Вот твой друг, ты повстречал его, а у него болен ребёнок, и тяжесть его болезни он повсюду носит с собой. Малыш далеко. Отец не держит горячей ручки, не слышит плача, жизнь его течёт привычной чередой. Но я вижу, как придавила его тяжкая забота о малыше, который живёт в его сердце.

Они похожи: князь, который не может охватить взглядом своего царства, не пользуется своим богатством, но знает, что они есть, и всегда остаётся властелином; отец больного ребёнка, который страдает за него, и мой воин, который служит своей любви, пока любимая блуждает по стране сновидений. Смысл, которым окрашено происходящее, – вот что значимо для человека.

 

Бывает и по‑ другому, я знаю. Кузнец из моей деревни пришёл ко мне и сказал:

– Какое мне дело до чужих и далёких? У меня есть сахар и чай, мой осёл сыт, жена со мной рядом, дети растут и умнеют. У меня всё хорошо, и большего мне не нужно. Что мне до каких‑ то страданий?

Но хорошо ли в доме, одиноко стоящем посреди Вселенной? Если ты и твоя семья под полотняным шатром, затерявшимся в пустыне? Я заставил поправиться кузнеца.

– Хорошо, если по вечерам приходят друзья из шатра по соседству, если есть о чём потолковать и есть новости о пустыне...

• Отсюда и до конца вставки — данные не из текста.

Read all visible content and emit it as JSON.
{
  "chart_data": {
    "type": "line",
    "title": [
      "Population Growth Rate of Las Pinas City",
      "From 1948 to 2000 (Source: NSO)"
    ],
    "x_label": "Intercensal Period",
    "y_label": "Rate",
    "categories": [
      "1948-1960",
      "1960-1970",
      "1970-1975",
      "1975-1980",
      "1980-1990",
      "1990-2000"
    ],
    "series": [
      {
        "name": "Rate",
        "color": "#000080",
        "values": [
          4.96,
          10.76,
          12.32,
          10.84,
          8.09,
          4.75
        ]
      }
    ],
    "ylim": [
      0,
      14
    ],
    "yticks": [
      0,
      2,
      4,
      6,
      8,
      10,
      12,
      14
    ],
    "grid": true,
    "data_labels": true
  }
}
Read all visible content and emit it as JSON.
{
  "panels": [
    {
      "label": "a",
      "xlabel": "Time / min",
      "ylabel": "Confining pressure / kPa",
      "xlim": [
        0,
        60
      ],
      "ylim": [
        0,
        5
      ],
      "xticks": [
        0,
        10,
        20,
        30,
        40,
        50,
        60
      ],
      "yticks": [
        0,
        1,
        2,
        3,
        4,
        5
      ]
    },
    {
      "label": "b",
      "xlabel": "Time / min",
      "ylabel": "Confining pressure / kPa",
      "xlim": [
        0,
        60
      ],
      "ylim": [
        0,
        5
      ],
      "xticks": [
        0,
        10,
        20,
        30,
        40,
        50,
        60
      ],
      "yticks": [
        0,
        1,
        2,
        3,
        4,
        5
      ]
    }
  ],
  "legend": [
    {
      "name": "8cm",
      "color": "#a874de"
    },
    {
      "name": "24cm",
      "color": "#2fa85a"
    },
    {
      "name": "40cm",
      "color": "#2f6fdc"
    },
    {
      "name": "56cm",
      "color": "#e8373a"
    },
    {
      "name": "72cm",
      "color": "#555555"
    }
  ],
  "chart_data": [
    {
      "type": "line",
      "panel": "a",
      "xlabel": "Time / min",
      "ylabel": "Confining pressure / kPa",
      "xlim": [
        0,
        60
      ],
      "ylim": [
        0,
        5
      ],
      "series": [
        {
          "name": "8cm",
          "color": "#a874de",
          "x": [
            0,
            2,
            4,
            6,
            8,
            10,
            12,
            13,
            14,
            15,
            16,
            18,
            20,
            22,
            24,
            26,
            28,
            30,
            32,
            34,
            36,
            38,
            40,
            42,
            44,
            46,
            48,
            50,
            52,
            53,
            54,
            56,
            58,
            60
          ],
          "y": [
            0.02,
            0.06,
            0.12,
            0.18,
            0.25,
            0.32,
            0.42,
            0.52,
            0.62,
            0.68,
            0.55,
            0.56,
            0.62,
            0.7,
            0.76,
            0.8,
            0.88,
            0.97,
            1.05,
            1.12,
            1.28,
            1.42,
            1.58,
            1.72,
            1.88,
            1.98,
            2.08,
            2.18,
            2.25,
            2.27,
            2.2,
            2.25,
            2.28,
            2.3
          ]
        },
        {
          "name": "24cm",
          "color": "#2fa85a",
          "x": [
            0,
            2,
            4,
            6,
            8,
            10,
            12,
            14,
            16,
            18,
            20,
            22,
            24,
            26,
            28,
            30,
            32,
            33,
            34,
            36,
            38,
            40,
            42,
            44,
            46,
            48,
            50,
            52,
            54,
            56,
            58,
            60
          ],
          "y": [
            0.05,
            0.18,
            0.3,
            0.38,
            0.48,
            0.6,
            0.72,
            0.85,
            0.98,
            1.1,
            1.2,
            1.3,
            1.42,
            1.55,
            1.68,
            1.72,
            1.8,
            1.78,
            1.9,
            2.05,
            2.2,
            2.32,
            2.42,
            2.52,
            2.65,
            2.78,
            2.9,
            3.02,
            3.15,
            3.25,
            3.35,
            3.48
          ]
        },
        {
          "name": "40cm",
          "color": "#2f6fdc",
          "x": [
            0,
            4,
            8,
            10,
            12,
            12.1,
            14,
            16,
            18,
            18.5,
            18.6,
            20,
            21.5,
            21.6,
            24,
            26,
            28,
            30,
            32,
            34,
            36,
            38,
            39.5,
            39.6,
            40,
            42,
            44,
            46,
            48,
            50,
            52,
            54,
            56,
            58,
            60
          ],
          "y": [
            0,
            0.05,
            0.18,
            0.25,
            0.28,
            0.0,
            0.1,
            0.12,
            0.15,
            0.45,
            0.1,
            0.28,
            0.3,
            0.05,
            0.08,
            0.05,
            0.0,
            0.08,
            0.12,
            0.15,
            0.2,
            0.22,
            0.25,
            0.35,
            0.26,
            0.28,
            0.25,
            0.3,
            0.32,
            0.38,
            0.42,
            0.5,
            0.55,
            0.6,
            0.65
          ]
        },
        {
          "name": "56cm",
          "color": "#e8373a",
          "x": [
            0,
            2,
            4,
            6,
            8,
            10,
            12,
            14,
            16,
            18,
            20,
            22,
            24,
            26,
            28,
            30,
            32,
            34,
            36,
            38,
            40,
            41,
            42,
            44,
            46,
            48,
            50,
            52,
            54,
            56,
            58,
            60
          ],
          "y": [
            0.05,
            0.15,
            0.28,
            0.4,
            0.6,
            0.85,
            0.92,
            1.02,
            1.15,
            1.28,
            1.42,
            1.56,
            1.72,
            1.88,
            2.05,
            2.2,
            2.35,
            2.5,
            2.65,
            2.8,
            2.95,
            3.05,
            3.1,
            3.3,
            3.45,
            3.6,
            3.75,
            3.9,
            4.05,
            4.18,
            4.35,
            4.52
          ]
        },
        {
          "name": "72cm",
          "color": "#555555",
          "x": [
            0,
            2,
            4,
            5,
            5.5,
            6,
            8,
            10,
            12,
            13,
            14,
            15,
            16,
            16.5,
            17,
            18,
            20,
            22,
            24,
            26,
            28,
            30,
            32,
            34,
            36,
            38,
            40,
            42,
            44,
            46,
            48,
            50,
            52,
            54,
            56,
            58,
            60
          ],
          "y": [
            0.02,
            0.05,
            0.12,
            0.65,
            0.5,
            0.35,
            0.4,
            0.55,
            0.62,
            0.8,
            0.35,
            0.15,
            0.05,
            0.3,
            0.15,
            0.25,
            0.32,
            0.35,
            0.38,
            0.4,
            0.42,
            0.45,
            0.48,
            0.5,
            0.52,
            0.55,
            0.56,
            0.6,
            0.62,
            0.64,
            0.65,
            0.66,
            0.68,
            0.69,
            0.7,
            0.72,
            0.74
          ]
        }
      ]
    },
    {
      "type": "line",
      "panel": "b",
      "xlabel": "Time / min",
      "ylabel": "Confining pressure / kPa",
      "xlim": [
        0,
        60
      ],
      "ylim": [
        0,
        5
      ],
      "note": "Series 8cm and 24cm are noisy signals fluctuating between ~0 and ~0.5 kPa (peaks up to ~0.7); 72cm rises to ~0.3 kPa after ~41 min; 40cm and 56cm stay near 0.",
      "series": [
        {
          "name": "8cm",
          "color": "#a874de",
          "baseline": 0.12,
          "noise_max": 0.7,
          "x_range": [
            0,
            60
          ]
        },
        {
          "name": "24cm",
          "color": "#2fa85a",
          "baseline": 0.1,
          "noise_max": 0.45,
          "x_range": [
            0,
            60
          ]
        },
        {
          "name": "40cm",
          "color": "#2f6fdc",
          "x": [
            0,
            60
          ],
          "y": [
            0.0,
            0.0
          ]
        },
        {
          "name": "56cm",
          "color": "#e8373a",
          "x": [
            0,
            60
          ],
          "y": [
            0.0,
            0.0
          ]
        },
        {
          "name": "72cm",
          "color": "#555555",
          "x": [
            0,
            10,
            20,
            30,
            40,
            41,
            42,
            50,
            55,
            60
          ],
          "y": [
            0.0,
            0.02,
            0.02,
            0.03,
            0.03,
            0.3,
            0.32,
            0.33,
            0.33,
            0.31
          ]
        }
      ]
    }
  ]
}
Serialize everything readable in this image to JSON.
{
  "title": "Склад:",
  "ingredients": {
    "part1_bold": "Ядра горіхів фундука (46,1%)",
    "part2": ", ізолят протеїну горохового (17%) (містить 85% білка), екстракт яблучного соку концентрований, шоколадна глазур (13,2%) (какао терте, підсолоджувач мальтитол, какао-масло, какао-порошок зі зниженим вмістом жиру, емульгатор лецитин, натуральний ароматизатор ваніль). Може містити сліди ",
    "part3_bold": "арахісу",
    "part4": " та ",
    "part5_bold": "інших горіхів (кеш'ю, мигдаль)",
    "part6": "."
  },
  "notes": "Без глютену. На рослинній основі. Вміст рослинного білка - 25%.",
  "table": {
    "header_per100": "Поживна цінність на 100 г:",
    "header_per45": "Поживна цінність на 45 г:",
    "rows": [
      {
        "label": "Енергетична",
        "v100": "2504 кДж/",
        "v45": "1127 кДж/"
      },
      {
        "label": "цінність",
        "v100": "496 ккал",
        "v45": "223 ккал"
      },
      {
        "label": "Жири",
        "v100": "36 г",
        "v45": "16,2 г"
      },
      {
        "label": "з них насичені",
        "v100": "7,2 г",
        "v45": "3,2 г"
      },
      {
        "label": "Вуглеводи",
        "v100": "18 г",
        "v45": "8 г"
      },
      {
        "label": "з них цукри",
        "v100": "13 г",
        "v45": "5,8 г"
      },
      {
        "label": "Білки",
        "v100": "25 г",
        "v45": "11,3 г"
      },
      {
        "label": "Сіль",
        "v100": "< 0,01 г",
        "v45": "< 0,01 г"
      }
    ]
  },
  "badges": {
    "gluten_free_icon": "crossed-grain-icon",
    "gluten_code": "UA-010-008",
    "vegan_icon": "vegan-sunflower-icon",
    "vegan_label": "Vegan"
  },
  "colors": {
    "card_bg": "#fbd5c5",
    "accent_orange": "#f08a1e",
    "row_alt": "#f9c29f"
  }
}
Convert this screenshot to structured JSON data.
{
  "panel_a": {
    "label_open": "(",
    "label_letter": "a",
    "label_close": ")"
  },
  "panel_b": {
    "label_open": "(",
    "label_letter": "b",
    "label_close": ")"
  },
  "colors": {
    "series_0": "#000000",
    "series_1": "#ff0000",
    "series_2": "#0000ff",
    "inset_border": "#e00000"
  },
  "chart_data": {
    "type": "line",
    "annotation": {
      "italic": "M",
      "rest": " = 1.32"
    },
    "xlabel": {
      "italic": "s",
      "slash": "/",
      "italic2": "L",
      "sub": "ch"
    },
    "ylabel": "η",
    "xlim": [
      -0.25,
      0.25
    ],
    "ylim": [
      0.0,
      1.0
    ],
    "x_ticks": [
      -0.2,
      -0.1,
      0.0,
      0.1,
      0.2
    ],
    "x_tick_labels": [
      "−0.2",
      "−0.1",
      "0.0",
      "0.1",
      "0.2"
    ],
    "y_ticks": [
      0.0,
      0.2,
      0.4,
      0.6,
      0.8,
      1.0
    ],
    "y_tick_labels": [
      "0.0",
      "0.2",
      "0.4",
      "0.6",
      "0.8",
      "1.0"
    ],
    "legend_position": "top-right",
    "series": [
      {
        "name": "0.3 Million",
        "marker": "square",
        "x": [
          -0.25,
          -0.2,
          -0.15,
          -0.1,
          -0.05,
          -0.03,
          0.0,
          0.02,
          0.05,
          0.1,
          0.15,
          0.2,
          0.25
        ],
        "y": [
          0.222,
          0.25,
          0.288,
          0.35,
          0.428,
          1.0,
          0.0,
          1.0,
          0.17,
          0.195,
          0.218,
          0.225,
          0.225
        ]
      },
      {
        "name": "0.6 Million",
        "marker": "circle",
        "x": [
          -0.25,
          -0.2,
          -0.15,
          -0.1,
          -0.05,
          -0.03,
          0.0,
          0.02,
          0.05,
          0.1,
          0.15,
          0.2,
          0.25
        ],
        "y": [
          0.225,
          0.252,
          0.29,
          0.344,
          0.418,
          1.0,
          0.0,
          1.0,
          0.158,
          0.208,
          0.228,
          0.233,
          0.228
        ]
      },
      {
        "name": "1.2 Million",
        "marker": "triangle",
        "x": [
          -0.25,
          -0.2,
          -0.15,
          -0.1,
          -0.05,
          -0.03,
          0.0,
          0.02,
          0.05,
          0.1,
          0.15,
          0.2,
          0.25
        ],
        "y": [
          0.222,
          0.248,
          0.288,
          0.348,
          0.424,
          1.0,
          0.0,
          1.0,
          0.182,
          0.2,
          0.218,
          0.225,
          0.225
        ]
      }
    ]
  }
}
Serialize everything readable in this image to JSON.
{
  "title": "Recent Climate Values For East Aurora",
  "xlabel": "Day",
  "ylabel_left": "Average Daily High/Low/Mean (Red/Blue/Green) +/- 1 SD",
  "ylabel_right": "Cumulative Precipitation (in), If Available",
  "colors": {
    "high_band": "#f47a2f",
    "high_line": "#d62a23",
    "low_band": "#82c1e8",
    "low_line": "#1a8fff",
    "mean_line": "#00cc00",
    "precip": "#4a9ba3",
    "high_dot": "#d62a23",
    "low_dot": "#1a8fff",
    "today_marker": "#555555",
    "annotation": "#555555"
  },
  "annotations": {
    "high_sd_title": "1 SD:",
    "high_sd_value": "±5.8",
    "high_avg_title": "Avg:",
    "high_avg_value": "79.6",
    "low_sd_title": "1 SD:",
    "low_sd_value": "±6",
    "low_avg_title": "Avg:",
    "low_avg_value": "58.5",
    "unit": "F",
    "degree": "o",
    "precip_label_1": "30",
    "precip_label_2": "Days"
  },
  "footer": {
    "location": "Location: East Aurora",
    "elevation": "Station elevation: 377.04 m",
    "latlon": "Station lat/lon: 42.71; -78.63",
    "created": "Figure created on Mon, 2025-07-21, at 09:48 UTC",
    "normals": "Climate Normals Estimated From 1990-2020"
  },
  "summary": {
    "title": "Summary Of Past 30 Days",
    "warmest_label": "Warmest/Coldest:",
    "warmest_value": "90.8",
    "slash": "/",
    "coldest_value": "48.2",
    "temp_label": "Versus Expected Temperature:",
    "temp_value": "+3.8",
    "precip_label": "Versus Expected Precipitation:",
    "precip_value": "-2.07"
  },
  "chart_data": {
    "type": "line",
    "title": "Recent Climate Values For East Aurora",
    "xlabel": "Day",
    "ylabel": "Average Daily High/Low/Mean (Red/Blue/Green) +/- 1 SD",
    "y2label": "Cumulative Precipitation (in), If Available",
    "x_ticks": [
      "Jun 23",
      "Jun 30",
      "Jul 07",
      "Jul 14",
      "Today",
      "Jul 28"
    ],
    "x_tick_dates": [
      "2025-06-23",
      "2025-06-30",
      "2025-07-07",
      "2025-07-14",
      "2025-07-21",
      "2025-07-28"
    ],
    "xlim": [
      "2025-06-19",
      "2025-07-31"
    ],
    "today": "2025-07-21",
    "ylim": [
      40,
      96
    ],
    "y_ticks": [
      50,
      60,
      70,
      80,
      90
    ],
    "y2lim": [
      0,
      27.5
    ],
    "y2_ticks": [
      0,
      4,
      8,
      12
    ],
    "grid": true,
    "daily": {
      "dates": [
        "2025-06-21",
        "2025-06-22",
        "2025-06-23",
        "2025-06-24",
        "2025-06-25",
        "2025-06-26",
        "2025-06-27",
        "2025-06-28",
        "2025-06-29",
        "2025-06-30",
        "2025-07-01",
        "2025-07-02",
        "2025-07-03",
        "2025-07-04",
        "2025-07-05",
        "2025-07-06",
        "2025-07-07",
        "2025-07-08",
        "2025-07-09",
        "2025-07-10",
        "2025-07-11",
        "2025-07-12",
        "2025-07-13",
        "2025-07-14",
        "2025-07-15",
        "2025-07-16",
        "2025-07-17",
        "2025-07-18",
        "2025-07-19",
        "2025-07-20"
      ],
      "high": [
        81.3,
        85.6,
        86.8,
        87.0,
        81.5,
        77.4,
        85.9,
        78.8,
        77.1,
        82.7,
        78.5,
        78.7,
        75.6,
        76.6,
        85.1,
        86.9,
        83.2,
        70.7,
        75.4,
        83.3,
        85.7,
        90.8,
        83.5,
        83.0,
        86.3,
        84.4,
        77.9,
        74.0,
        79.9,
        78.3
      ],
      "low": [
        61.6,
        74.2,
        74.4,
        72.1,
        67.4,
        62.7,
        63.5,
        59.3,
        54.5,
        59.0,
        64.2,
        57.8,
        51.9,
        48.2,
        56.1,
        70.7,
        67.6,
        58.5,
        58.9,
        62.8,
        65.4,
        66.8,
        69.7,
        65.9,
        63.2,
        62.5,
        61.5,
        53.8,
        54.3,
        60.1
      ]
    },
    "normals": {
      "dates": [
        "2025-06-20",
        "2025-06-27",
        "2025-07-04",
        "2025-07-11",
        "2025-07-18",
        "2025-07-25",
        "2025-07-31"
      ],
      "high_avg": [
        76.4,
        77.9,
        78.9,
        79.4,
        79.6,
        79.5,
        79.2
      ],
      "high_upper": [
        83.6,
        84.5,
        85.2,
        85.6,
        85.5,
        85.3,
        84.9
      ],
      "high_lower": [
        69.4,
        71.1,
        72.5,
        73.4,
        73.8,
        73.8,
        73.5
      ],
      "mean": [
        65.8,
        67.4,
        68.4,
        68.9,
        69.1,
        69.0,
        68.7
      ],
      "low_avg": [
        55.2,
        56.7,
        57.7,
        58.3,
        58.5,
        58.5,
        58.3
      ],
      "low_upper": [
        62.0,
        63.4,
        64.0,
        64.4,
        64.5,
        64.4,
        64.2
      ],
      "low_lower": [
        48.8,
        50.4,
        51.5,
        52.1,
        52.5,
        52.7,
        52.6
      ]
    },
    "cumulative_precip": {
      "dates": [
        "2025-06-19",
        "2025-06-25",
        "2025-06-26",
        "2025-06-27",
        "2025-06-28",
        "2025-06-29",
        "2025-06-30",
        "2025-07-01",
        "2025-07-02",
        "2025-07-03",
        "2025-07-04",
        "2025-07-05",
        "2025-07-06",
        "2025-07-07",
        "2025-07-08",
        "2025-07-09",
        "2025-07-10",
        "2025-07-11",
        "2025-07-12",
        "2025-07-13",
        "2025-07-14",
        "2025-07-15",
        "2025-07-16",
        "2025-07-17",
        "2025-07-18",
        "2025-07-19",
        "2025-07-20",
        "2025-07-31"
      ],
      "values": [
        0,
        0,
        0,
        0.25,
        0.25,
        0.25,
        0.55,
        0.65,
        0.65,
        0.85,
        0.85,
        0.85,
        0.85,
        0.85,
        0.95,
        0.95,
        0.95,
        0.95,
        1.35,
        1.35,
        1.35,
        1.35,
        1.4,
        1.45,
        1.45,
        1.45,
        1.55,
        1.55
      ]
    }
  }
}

Я же видел вас, не забывайте об этом! Видел, как вы сидели ночью вокруг костра, как жарили барашка, слушал всплески ваших голосов. Не спеша, с молчаливой любовью подходил я к вам. Да, конечно, вы говорили о детях: один растёт, а другой болеет; говорили, конечно, и о доме, но без особого воодушевления. Зато как вы оживлялись, когда к вашему костру подсаживался странник, пришедший с караваном из дальних мест, и рассказывал о тамошних чудесах: о княжеских белых слонах, о замужестве девушки, чьё имя едва вам знакомо, о переполохе в стане врагов. Он мог рассказывать о комете или обиде, о любви или мужестве в смертный час, о ненависти к вам или, напротив, участии. Множество событий соприкасалось с вами, пространство расширяло вас, и ваш собственный шатёр, любимый и ненавистный, уязвимый и надёжный, становился вам во сто крат дороже. Вас ловила волшебная сеть, и вы становились куда пространственней, чем были сами по себе...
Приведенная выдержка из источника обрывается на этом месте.